The speedup figures they report are compared to their own cutlass-based baseline. Has anyone done a performance comparison against cuBLAS?
All cutlass results I have seen so far for Gemm are within ~10% of cuBLAS. If the 2x-2.5x speedup they report holds up that would be extremely impressive.
I generally avoid FP8 and prefer I8, but your question got me wondering how well cuBLAS performs.
First of all, cuBLAS needs the cuBLASLt extension API for mixed-precision workloads to handle FP8. Second, some adequate type combinations, like E5M2 x E5M2 for A x B, are not supported, while others, like E5M2 x E4M3, are! Moreover, matrix A must always come in a transposed layout for Ampere, Hopper, and Blackwell... and the list of constraints goes on.

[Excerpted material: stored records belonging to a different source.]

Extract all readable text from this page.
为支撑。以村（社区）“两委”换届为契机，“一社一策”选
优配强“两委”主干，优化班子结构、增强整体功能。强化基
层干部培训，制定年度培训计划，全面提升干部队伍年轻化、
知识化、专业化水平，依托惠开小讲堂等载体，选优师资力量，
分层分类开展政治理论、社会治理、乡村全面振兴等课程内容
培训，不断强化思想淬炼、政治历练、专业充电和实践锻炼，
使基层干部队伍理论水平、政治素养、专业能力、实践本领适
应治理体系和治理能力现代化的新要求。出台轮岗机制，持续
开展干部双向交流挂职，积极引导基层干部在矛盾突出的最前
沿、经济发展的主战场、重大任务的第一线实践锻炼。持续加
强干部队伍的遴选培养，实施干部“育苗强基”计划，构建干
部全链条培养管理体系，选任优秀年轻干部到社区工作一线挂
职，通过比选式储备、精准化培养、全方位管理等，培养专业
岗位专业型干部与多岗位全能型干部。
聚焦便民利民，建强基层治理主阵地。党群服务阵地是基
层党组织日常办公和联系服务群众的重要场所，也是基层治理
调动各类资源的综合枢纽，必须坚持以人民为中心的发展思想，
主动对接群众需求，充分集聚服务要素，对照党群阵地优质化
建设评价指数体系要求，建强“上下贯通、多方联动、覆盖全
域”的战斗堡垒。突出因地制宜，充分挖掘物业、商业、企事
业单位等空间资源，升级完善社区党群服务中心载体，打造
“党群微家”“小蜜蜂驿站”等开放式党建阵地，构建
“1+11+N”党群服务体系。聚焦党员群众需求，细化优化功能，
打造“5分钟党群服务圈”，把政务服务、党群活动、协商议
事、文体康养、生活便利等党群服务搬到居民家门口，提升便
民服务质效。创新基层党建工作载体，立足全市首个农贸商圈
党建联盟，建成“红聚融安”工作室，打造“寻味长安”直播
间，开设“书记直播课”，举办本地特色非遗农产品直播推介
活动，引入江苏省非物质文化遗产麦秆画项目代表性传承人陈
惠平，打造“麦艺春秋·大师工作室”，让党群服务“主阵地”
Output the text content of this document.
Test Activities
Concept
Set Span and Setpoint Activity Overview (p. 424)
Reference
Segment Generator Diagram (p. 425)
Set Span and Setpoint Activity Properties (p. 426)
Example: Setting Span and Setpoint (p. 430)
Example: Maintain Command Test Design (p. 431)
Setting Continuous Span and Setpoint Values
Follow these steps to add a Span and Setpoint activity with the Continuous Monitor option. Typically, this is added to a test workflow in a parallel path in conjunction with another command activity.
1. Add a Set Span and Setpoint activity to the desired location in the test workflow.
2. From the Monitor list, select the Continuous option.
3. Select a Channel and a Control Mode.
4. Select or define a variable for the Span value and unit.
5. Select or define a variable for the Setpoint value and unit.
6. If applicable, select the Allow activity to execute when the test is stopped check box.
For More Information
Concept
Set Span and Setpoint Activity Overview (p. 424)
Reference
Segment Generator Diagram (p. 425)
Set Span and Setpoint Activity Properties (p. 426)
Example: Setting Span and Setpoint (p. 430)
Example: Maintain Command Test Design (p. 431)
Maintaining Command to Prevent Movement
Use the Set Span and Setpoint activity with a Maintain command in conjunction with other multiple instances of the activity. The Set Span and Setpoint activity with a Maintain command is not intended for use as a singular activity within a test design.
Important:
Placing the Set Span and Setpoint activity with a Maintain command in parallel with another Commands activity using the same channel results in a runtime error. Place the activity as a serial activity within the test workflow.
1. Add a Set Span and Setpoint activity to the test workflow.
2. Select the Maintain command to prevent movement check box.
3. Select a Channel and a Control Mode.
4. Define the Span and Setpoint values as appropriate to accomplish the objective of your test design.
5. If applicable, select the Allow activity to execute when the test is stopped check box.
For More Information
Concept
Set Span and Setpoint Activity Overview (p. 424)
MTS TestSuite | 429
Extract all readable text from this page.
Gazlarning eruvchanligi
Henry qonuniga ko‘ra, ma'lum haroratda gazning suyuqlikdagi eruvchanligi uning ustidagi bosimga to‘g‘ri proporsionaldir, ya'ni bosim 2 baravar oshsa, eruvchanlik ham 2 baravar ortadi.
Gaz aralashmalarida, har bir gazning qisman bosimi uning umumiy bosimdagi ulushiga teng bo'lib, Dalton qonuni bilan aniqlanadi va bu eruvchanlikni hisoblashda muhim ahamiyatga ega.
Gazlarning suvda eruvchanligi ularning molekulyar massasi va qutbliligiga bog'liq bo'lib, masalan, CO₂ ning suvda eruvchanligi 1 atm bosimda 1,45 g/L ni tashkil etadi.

I've integrated FP8 cuBLASLt benchmarks into my "Less Slow C++" repository <https://github.com/ashvardanian/less_slow.cpp>, adding to the list of existing cuBLAS and hand-rolled CUDA and PTX benchmarks. I'm running them on H200 GPUs, which should have the same performance as H100. For square inputs, the throughput peaks around 1.35 Peta-ops.
I heard that it is possible to achieve better performance than cuBLAS using CUTLASS? I thought they chose the better one among cuBLAS and CUTLASS as baseline.
All cutlass results I have seen so far for Gemm are within ~10% of cuBLAS. If the 2x-2.5x speedup they report holds up that would be extremely impressive.